L’ultimo libro di Antonio Cantaro “L’orologio della guerra” è un libro a suo modo autobiografico perché nel rievocare gli eventi internazionali,  le dichiarazioni ufficiali, le coalizioni costituite in difesa di  Kiev, gli appelli dei movimenti pacifisti, dà una lettura appassionata, allo stesso tempo, oltre che dello scontro ideologico, storico e di potere in atto tra l’Occidente e il resto del mondo, anche del suo   personale percorso intellettuale. Per questo motivo il sottotitolo “Chi ha spento le luci della pace” avrebbe ben potuto essere anche il primo titolo del libro, perché l’orologio della guerra scandisce i tempi del conflitto, ma ciò che interessa a Cantaro sono soprattutto le sue cause prime, che si ritrovano: nello scontro politico-ideologico che ha dominato il secolo scorso, nella sua fine, soprattutto nelle relazioni (geo)politiche, dominate da una competizione titanica tra  blocco atlantico e il resto del mondo.

La risposta al quesito cruciale  (“chi ha spento le luci della pace”) Cantaro la riassume così: “La guerra russa contro l’Ucraina e la guerra americana contro la Russia costituiscono un rilevante fronte geopolitico, geoeconomico, geoculturale (non l’unico) di una guerra globale di nuovo tipo, una guerra freddo-calda”, dove si contrappongono democrazie e autocrazie.

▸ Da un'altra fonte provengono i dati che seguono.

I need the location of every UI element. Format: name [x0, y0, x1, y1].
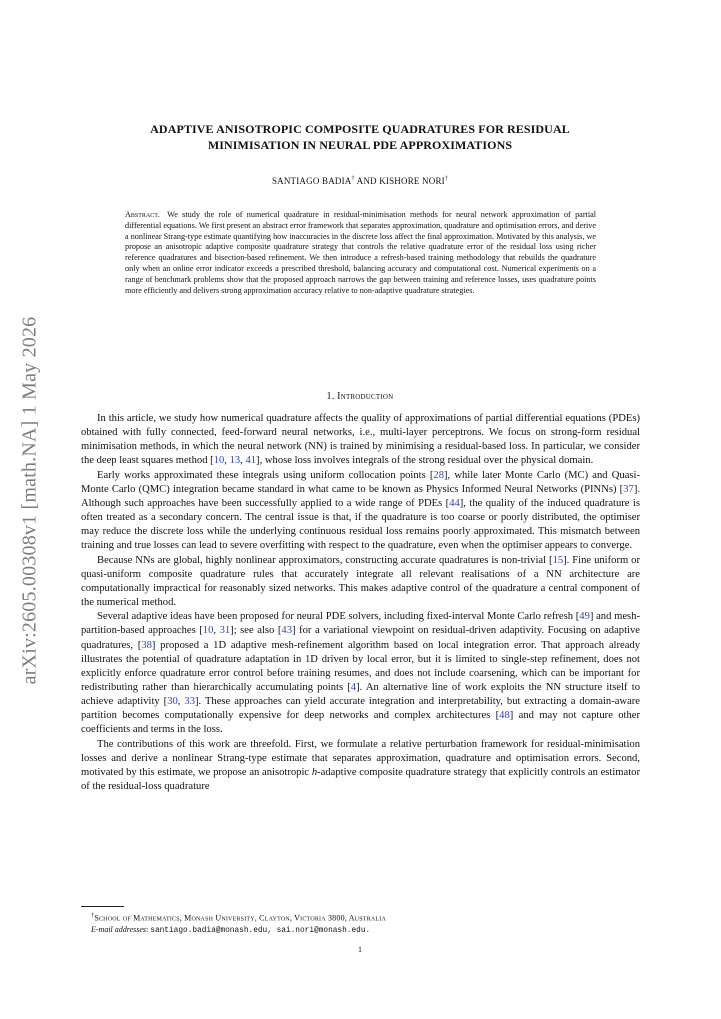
citation-link[interactable]: 31 [219, 625, 231, 637]
paragraph-text: ]. An alternative line of work exploits the NN structure itself to achieve adaptivity [ [81, 681, 640, 708]
paragraph-text: ], whose loss involves integrals of the strong residual over the physical domain. [256, 455, 594, 467]
footnote-divider [81, 906, 124, 907]
paragraph-text: ]. Fine uniform or quasi-uniform composite quadrature rules that accurately integrate all relevant realisations of a NN architecture are computationally impractical for reasonably sized networks. This makes adaptive control of the quadrature a central component of the numerical method. [81, 554, 640, 609]
citation-link[interactable]: 37 [623, 483, 634, 495]
arxiv-identifier-stamp [2, 290, 58, 710]
author-affiliation-mark: † [444, 176, 449, 182]
paragraph-2 [81, 469, 640, 554]
citation-link[interactable]: 41 [245, 455, 257, 467]
citation-link[interactable]: 28 [433, 469, 445, 481]
email-separator: : [146, 924, 151, 934]
citation-separator: , [240, 455, 246, 467]
section-number: 1. [326, 391, 335, 402]
author-affiliation-mark: † [351, 176, 355, 182]
section-heading-introduction [80, 391, 640, 402]
citation-separator: , [213, 625, 220, 637]
paragraph-text: ]; see also [ [230, 625, 282, 637]
paragraph-1 [81, 412, 640, 469]
citation-link[interactable]: 30 [167, 696, 178, 708]
paragraph-text: ] proposed a 1D adaptive mesh-refinement algorithm based on local integration error. That approach already illustrates the potential of quadrature adaptation in 1D driven by local error, but it is limited to single-step refinement, does not explicitly enforce quadrature error control before training resumes, and does not include coarsening, which can be important for redistributing rather than hierarchically accumulating points [ [81, 639, 640, 693]
paragraph-text: ], the quality of the induced quadrature is often treated as a secondary concern. The central issue is that, if the quadrature is too coarse or poorly distributed, the optimiser may reduce the discrete loss while the underlying continuous residual loss remains poorly approximated. This mismatch between training and true losses can lead to severe overfitting with respect to the quadrature, even when the optimiser appears to converge. [81, 497, 640, 552]
citation-separator: , [224, 455, 230, 467]
paragraph-4 [81, 610, 640, 737]
footnote-email-line [91, 924, 640, 937]
citation-link[interactable]: 48 [499, 710, 510, 722]
citation-link[interactable]: 13 [229, 455, 241, 467]
citation-link[interactable]: 10 [213, 455, 225, 467]
paragraph-text: The contributions of this work are threefold. First, we formulate a relative perturbation framework for residual-minimisation losses and derive a nonlinear Strang-type estimate that separates approximation, quadrature and optimisation errors. Second, motivated by this estimate, we propose an anisotropic [81, 738, 640, 778]
abstract-label: Abstract. [125, 210, 160, 219]
paragraph-5 [81, 738, 640, 795]
page-number: 1 [358, 945, 362, 954]
arxiv-identifier-text: arXiv:2605.00308v1 [math.NA] 1 May 2026 [18, 316, 41, 684]
paragraph-text: In this article, we study how numerical quadrature affects the quality of approximations of partial differential equations (PDEs) obtained with fully connected, feed-forward neural networks, i.e., multi-layer perceptrons. We focus on strong-form residual minimisation methods, in which the neural network (NN) is trained by minimising a residual-based loss. In particular, we consider the deep least squares method [ [81, 413, 640, 467]
paper-title-line-2: MINIMISATION IN NEURAL PDE APPROXIMATIONS [207, 138, 513, 152]
citation-link[interactable]: 4 [350, 681, 357, 693]
author-joiner-and-nori: AND KISHORE NORI [354, 176, 445, 186]
footnote-affiliation: School of Mathematics, Monash University, Clayton, Victoria 3800, Australia [94, 913, 386, 923]
paragraph-text: Early works approximated these integrals using uniform collocation points [ [97, 469, 434, 481]
paragraph-text: ] and may not capture other coefficients and terms in the loss. [81, 710, 641, 736]
paragraph-text: ]. Although such approaches have been successfully applied to a wide range of PDEs [ [81, 483, 640, 509]
citation-separator: , [177, 696, 185, 708]
body-text [81, 412, 640, 794]
paragraph-text: ] for a variational viewpoint on residual-driven adaptivity. Focusing on adaptive quadratures, [ [81, 625, 640, 651]
math-symbol-h: h [311, 766, 318, 778]
paragraph-3 [81, 554, 640, 611]
abstract [125, 210, 596, 296]
citation-link[interactable]: 15 [552, 554, 564, 566]
paper-title [100, 121, 620, 153]
citation-link[interactable]: 49 [579, 611, 590, 623]
paragraph-text: ]. These approaches can yield accurate integration and interpretability, but extracting a domain-aware partition becomes computationally expensive for deep networks and complex architectures [ [81, 696, 640, 722]
citation-link[interactable]: 38 [141, 639, 152, 651]
footnote-affiliation-line [91, 910, 640, 924]
paragraph-text: -adaptive composite quadrature strategy that explicitly controls an estimator of the residual-loss quadrature [81, 766, 640, 793]
section-title: Introduction [337, 391, 394, 402]
citation-link[interactable]: 43 [281, 625, 292, 637]
footnote-mark: † [91, 912, 95, 919]
author-line [100, 176, 620, 186]
footnote [81, 910, 640, 937]
paper-title-line-1: ADAPTIVE ANISOTROPIC COMPOSITE QUADRATURES FOR RESIDUAL [150, 122, 570, 136]
paragraph-text: Several adaptive ideas have been proposed for neural PDE solvers, including fixed-interval Monte Carlo refresh [ [97, 611, 580, 623]
citation-link[interactable]: 33 [184, 696, 195, 708]
paragraph-text: ] and mesh-partition-based approaches [ [81, 611, 641, 637]
email-label: E-mail addresses [91, 924, 147, 934]
citation-link[interactable]: 44 [449, 497, 460, 509]
paragraph-text: ], while later Monte Carlo (MC) and Quasi-Monte Carlo (QMC) integration became standard in what came to be known as Physics Informed Neural Networks (PINNs) [ [81, 469, 640, 495]
citation-link[interactable]: 10 [202, 625, 214, 637]
email-addresses[interactable]: santiago.badia@monash.edu, sai.nori@monash.edu. [150, 926, 371, 935]
paragraph-text: Because NNs are global, highly nonlinear approximators, constructing accurate quadratures is non-trivial [ [97, 554, 553, 566]
author-badia: SANTIAGO BADIA [271, 176, 352, 186]
abstract-text: We study the role of numerical quadrature in residual-minimisation methods for neural network approximation of partial differential equations. We first present an abstract error framework that separates approximation, quadrature and optimisation errors, and derive a nonlinear Strang-type estimate quantifying how inaccuracies in the discrete loss affect the final approximation. Motivated by this analysis, we propose an anisotropic adaptive composite quadrature strategy that controls the relative quadrature error of the residual loss using richer reference quadratures and bisection-based refinement. We then introduce a refresh-based training methodology that rebuilds the quadrature only when an online error indicator exceeds a prescribed threshold, balancing accuracy and computational cost. Numerical experiments on a range of benchmark problems show that the proposed approach narrows the gap between training and reference losses, uses quadrature points more efficiently and delivers strong approximation accuracy relative to non-adaptive quadrature strategies. [125, 210, 596, 295]
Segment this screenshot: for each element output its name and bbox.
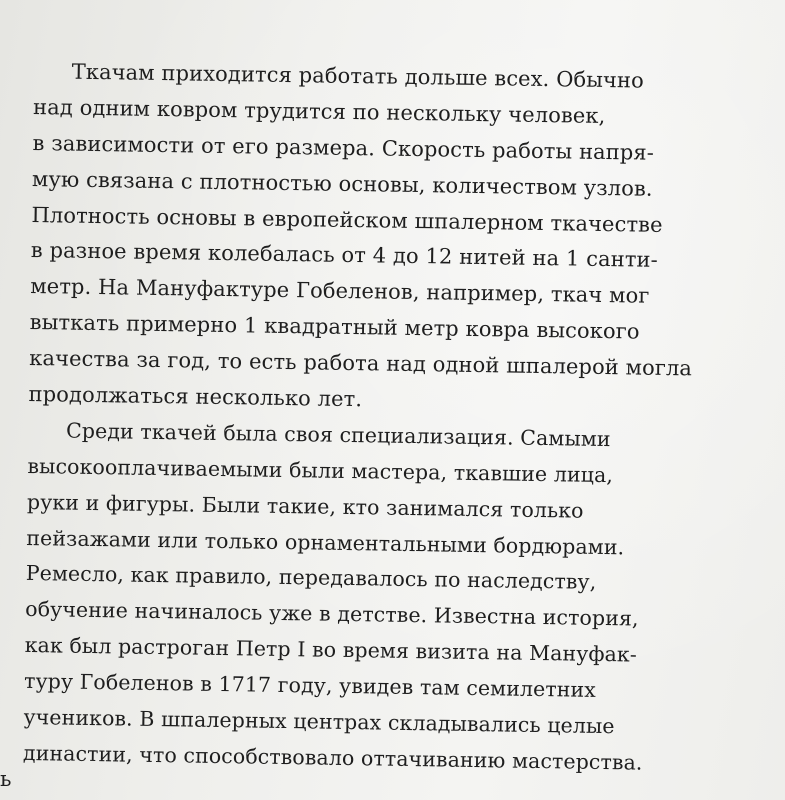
text-line: высокооплачиваемыми были мастера, ткавшие лица,: [27, 453, 614, 487]
text-line: качества за год, то есть работа над одной шпалерой могла: [29, 346, 693, 381]
text-line: династии, что способствовало оттачиванию мастерства.: [22, 740, 643, 775]
text-line: как был растроган Петр I во время визита на Мануфак-: [24, 633, 638, 667]
text-line: пейзажами или только орнаментальными бордюрами.: [26, 525, 625, 559]
text-line: выткать примерно 1 квадратный метр ковра высокого: [29, 310, 640, 344]
text-line: Ремесло, как правило, передавалось по наследству,: [25, 561, 597, 595]
text-line: метр. На Мануфактуре Гобеленов, например, ткач мог: [30, 274, 650, 309]
text-line: руки и фигуры. Были такие, кто занимался только: [26, 489, 584, 523]
text-line: над одним ковром трудится по нескольку человек,: [32, 94, 606, 128]
text-line: в зависимости от его размера. Скорость работы напря-: [32, 130, 655, 165]
page-edge-fragment: ь: [0, 767, 12, 791]
text-line: туру Гобеленов в 1717 году, увидев там семилетних: [23, 669, 597, 703]
text-line: обучение начиналось уже в детстве. Известна история,: [25, 597, 639, 631]
paragraph-1: [28, 54, 764, 424]
text-line: Плотность основы в европейском шпалерном ткачестве: [31, 202, 663, 237]
text-line: Среди ткачей была своя специализация. Самыми: [65, 418, 611, 452]
text-line: продолжаться несколько лет.: [28, 381, 363, 412]
paragraph-2: [23, 413, 759, 783]
text-line: мую связана с плотностью основы, количеством узлов.: [31, 166, 653, 201]
text-line: Ткачам приходится работать дольше всех. Обычно: [71, 59, 645, 93]
text-block: [23, 54, 764, 783]
text-line: учеников. В шпалерных центрах складывались целые: [23, 704, 615, 739]
text-line: в разное время колебалась от 4 до 12 нитей на 1 санти-: [30, 238, 659, 273]
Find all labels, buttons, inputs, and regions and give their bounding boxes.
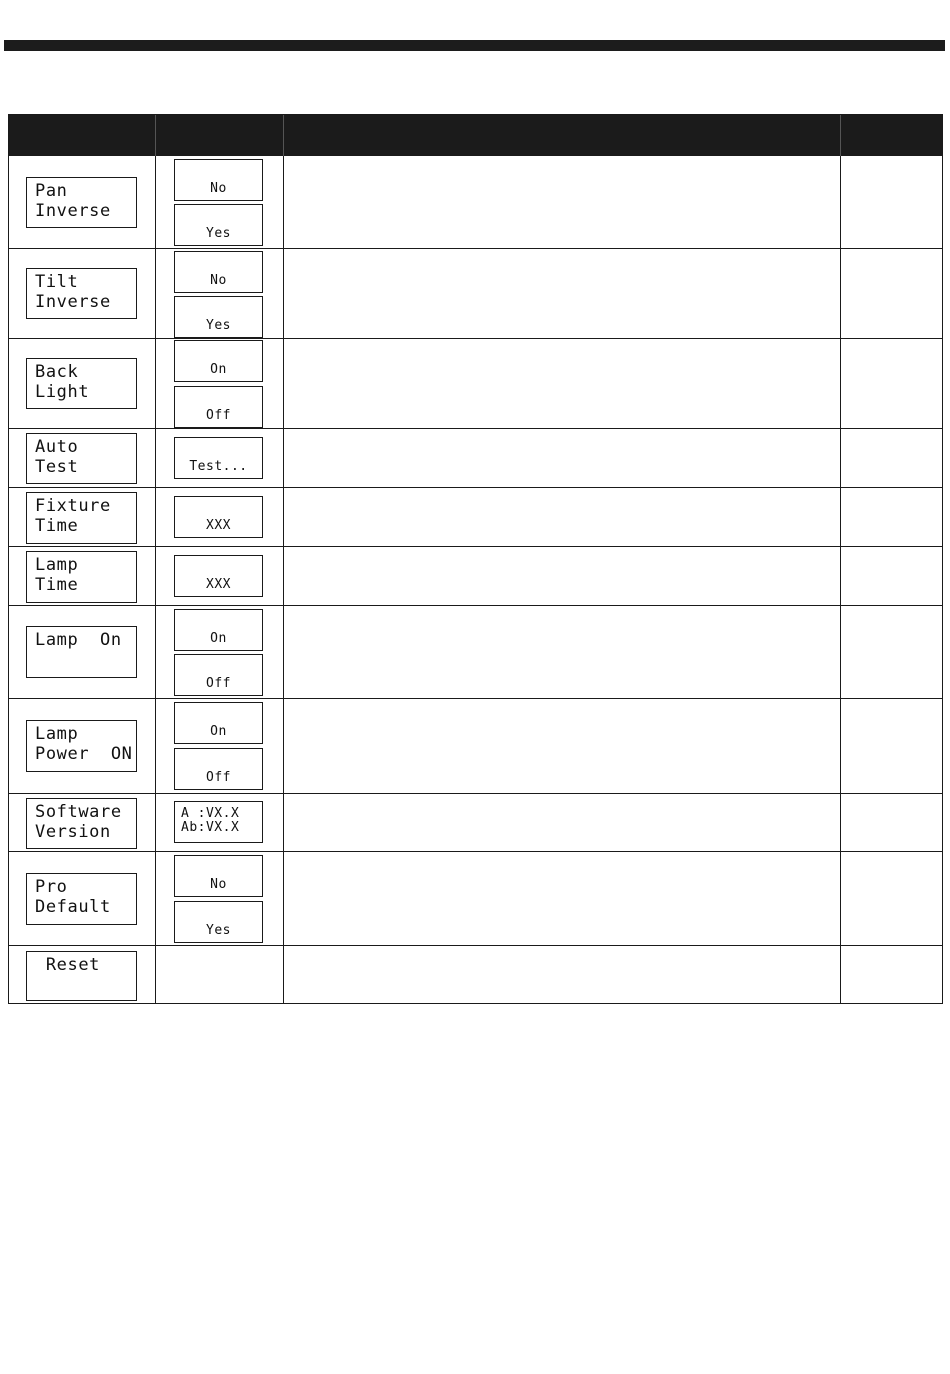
menu-item-label-line: Software: [35, 802, 122, 822]
header-cell-description: [283, 115, 840, 156]
menu-item-display[interactable]: [26, 177, 137, 228]
header-cell-value: [840, 115, 942, 156]
menu-item-label-line: Light: [35, 382, 90, 402]
menu-item-label-line: Power ON: [35, 744, 133, 764]
fixture-time-readout: [174, 496, 263, 538]
option-yes[interactable]: [174, 204, 263, 246]
option-no[interactable]: [174, 159, 263, 201]
option-yes[interactable]: [174, 901, 263, 943]
top-rule: [4, 40, 945, 51]
table-row-pro-default: [9, 852, 942, 946]
menu-item-display[interactable]: [26, 492, 137, 544]
menu-item-display[interactable]: [26, 268, 137, 319]
menu-item-label-line: Lamp: [35, 724, 79, 744]
menu-item-label-line: Back: [35, 362, 79, 382]
menu-item-display[interactable]: [26, 951, 137, 1001]
menu-item-display[interactable]: [26, 358, 137, 409]
table-row-lamp-power-on: [9, 699, 942, 794]
readout-value: XXX: [206, 577, 231, 592]
column-divider: [155, 156, 156, 1003]
option-yes[interactable]: [174, 296, 263, 338]
option-label: Off: [206, 408, 231, 423]
column-divider: [840, 156, 841, 1003]
table-row-tilt-inverse: [9, 249, 942, 339]
menu-item-label-line: Inverse: [35, 201, 111, 221]
table-row-lamp-time: [9, 547, 942, 606]
menu-item-label-line: Lamp On: [35, 630, 122, 650]
option-label: Yes: [206, 318, 231, 333]
menu-item-display[interactable]: [26, 626, 137, 678]
menu-item-label-line: Lamp: [35, 555, 79, 575]
option-off[interactable]: [174, 386, 263, 428]
menu-item-display[interactable]: [26, 433, 137, 484]
option-label: On: [210, 362, 227, 377]
menu-item-label-line: Inverse: [35, 292, 111, 312]
header-divider: [155, 115, 156, 156]
option-label: No: [210, 273, 227, 288]
header-cell-display: [9, 115, 155, 156]
lamp-time-readout: [174, 555, 263, 597]
option-label: On: [210, 631, 227, 646]
menu-item-display[interactable]: [26, 798, 137, 849]
menu-item-label-line: Tilt: [35, 272, 79, 292]
table-row-auto-test: [9, 429, 942, 488]
option-no[interactable]: [174, 251, 263, 293]
option-label: No: [210, 877, 227, 892]
software-version-readout: [174, 801, 263, 843]
option-label: On: [210, 724, 227, 739]
readout-value: XXX: [206, 518, 231, 533]
option-no[interactable]: [174, 855, 263, 897]
option-off[interactable]: [174, 748, 263, 790]
menu-item-label-line: Pan: [35, 181, 68, 201]
menu-item-display[interactable]: [26, 720, 137, 772]
menu-item-label-line: Version: [35, 822, 111, 842]
option-on[interactable]: [174, 702, 263, 744]
option-test[interactable]: [174, 437, 263, 479]
option-label: Off: [206, 676, 231, 691]
table-row-software-version: [9, 794, 942, 852]
header-divider: [840, 115, 841, 156]
menu-item-display[interactable]: [26, 551, 137, 603]
menu-item-label-line: Fixture: [35, 496, 111, 516]
option-label: Yes: [206, 923, 231, 938]
table-row-lamp-on: [9, 606, 942, 699]
table-row-pan-inverse: [9, 156, 942, 249]
header-cell-options: [155, 115, 283, 156]
option-label: Yes: [206, 226, 231, 241]
menu-item-label-line: Default: [35, 897, 111, 917]
version-line: Ab:VX.X: [181, 820, 240, 835]
menu-item-label-line: Time: [35, 575, 79, 595]
menu-item-label-line: Auto: [35, 437, 79, 457]
column-divider: [283, 156, 284, 1003]
option-on[interactable]: [174, 609, 263, 651]
menu-table: [8, 114, 943, 1004]
menu-item-label-line: Reset: [35, 955, 101, 975]
option-off[interactable]: [174, 654, 263, 696]
menu-item-display[interactable]: [26, 873, 137, 925]
table-row-back-light: [9, 339, 942, 429]
version-line: A :VX.X: [181, 806, 240, 821]
option-on[interactable]: [174, 340, 263, 382]
header-divider: [283, 115, 284, 156]
table-header: [9, 115, 942, 156]
menu-item-label-line: Test: [35, 457, 79, 477]
table-row-fixture-time: [9, 488, 942, 547]
table-row-reset: [9, 946, 942, 1004]
menu-item-label-line: Pro: [35, 877, 68, 897]
option-label: No: [210, 181, 227, 196]
menu-item-label-line: Time: [35, 516, 79, 536]
option-label: Off: [206, 770, 231, 785]
option-label: Test...: [189, 459, 248, 474]
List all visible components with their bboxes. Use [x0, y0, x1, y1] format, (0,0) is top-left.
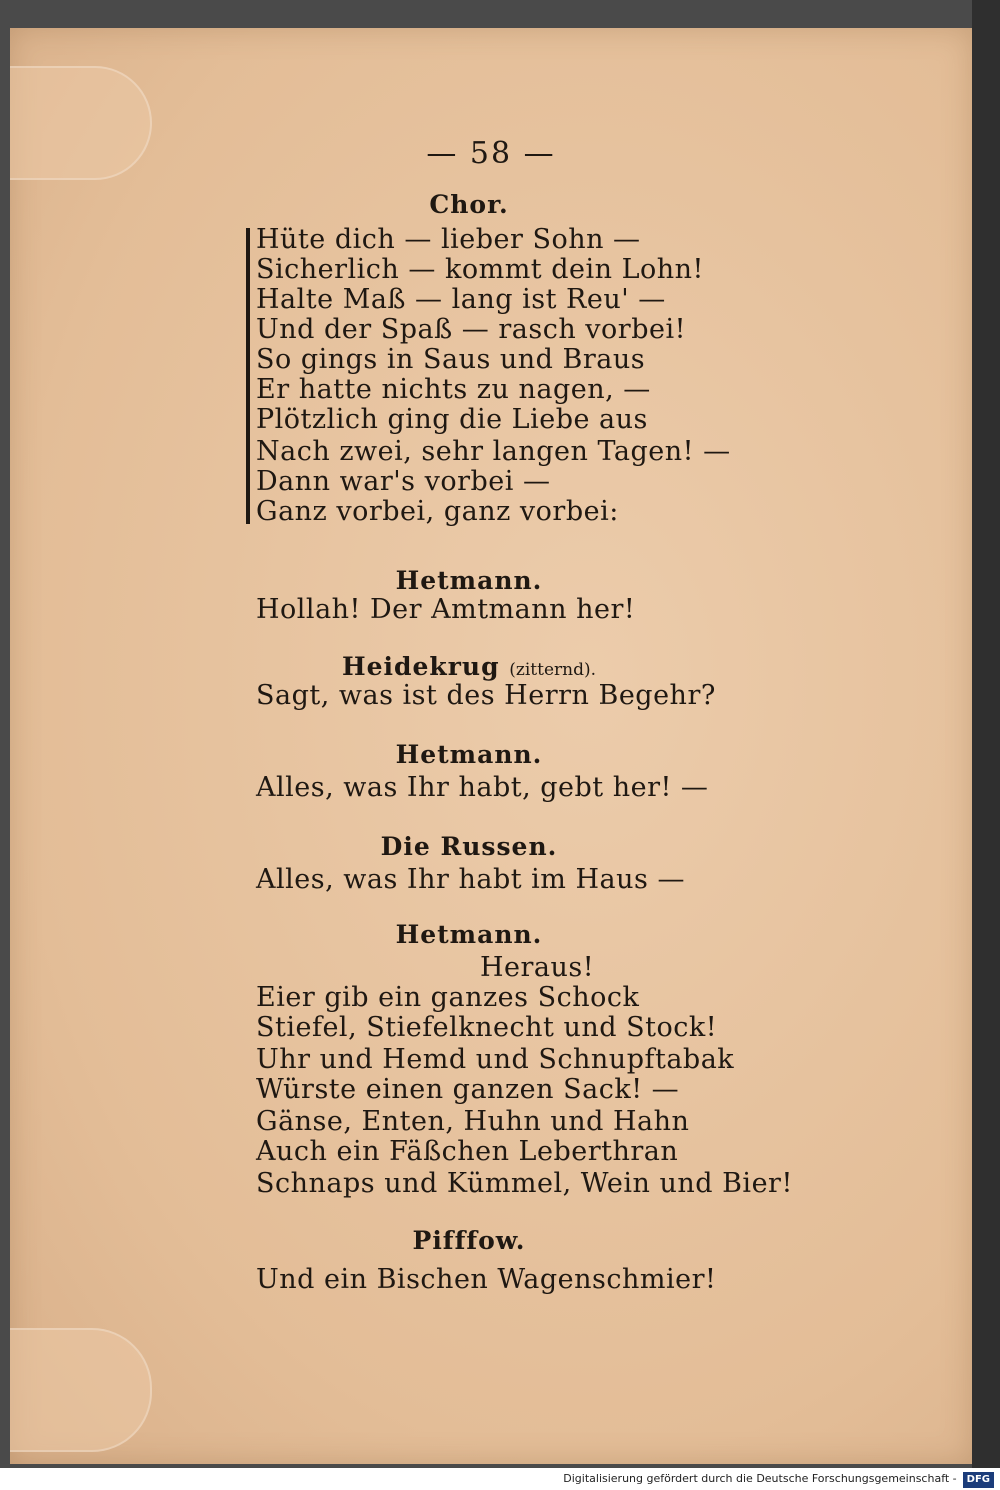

Sul presupposto che la guerra si può risolvere soltanto ragionando sulle sue origini, Cantaro parte dal discorso del 22 febbraio 2022 di Putin, in coincidenza con l’avvio dell’“operazione militare speciale”, una vera e propria aggressione. Nella circostanza Putin ha negato il diritto stesso all’esistenza dell’Ucraina, sul presupposto dell’avvenuto suo erroneo riconoscimento da parte di Lenin. Da ciò trae la conseguenza di essere legittimato a rivendicare proprie pretese territoriali nell’intera area d’influenza della vecchia URSS, a testimonianza della ritrovata dimensione nazionale ed imperiale della Russia.

Ciò che interessa di più a Cantaro è però il dopo-guerra: un avvenire indecifrabile senza un’adeguata comprensione delle dinamiche globali in atto dalla fine della guerra fredda.

Al riguardo osserva che già adesso, in mezzo al conflitto armato, Europa e Unione europea, pur se direttamente coinvolte nella fornitura di armi e di aiuti,  si ritrovano ai margini delle dinamiche internazionali, a causa della mancanza di una visione europea del mondo, autonoma e non condizionata dall’alleanza occidentale atlantica. Pronostica che alla fine si formerà  un nuovo ordine postbellico che “segnerà la nascita di un’epoca non più sotto l’egida dell’ordoliberalismo tedesco ma sotto l’ordo-occidentalismo atlantico”.

Nel suo orologio di guerra Cantaro innesta l’attualità del pensiero di due politici di spessore della sinistra, Bruno Trentin ed Enrico Berlinguer (di Berlinguer confessa: “gli voglio bene ancora”), per condividere con loro la convinzione che un grande mercato europeo senza una militanza federalista e senza una politica estera, non serve (Trentin), perché ciò che serve è “una politica capace di rappresentare un quid che va(da) oltre la nostra vita meramente biologica e i nostri semplici desideri”.

L’apprezzamento della geopolitica come unico canone di lettura del mondo equivale, per Cantaro, a sottoscrivere il primato della volontà di potenza, senza vie di uscita. Se Putin auspica per sé il ruolo di capo di una grande potenza e se la Nato persegue l’espansione dei fini e delle sue strategie al di là del disposto dell’art. 5 del Trattato, il conflitto perpetuo è inevitabile.

“Bruciare i ponti – tuttavia – non è nell’interesse dell’Europa né della Russia”, anche se resta il fatto che Putin porta la responsabilità storico-politica più grande della rottura dei residui ponti.

Cantaro s’iscrive al partito della pace, con uno stato d’animo pervaso di intrinseco pessimismo, a causa dell’esigua schiera dei dichiarati patrocinatori di pace, con un’autorevolissima eccezione. A questo partito s’iscrive infatti Papa Francesco che, con gli ammonimenti della “Fratelli Tutti” testimonia  che non c’è pace sino a quando non verrà contemporaneamente riconosciuta “la dignità dei nostri fratelli”. A tal fine fa proprie le parole dell’Enciclica ove si legge: “Espressioni come democrazia, libertà, giustizia” sono state utilizzate come titoli vuoti di contenuto, mentre si deve superare “quell’idea delle politiche sociali concepite come politica verso i poveri, ma mai con i poveri, mai dei poveri e tanto meno inserita in un progetto che riunisca i popoli”.